Here's one I've been meaning to post for a while...the opening segments of my PBS doc on Production Design: MASTERS OF PRODUCTION. I think this is the thing I'm most proud of from my years working on arts/cinema docs: wrote, directed and edited this one myself in association with KCET (in the person of the wonderful Joyce Campbell) and with the unflagging support and excellent counsel of Citzie DeMille Presley.
My idea was to use the movies that everyone really had affection for: CHINATOWN, CITIZEN KANE, GONE WITH THE WIND, BLADE RUNNER, THE GODFATHER and so on...and to explore that Hollywood art that's hidden in plain sight.
The interviews were the most enjoyable ever: bar none. Production Designers are, as Jack DeGovia says, "The ultimate dilettantes...." They have to master everything, and they have to make it all fit. They tell the story in amazing and surprising ways.

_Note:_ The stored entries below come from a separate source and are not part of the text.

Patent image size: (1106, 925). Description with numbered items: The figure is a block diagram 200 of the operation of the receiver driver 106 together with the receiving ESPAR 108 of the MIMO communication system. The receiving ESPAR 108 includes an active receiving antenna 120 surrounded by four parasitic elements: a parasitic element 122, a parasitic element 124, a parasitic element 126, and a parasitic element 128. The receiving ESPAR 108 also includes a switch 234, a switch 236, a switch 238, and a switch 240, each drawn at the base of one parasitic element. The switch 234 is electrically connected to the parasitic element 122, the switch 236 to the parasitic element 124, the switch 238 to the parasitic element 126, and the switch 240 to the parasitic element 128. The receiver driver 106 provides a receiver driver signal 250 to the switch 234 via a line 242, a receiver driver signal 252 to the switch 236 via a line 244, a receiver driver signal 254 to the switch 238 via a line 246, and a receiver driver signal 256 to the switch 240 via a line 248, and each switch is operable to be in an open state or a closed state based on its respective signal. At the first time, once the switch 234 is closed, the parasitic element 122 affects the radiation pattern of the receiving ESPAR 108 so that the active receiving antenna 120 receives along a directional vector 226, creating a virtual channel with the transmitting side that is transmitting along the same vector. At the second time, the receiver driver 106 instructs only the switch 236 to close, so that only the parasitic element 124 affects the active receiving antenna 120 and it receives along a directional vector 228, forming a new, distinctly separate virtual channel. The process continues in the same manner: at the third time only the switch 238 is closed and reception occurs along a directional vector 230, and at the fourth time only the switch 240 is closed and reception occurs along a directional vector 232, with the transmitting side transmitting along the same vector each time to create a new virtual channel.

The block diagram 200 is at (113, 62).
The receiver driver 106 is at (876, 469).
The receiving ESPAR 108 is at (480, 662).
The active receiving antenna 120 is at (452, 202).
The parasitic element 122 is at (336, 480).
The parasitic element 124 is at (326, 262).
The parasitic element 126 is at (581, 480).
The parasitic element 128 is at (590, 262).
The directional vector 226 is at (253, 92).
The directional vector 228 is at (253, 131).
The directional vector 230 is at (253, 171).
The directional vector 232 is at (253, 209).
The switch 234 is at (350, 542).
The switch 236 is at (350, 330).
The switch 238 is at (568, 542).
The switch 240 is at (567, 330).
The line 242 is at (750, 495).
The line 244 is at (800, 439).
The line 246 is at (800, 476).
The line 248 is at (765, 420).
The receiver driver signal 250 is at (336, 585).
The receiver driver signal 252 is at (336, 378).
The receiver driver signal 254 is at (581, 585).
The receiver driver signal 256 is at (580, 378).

The film is dedicated to Dick Sylbert...like I used to tell people on the project, "It's Dick Sylbert's Hollywood...we just work there." We spent a whole day with him, shooting all over L.A., and I learned a great lesson from that. The next day he wanted to know if we could get together and just record some audio: he had more stories to tell. I was up to my neck in production, and I begged off. Maybe later?
He was dying of pancreatic cancer, and that shoot was the last chance I had to talk with him. What had I missed by not taking him up on it? By not stopping and taking the time? I'll never know.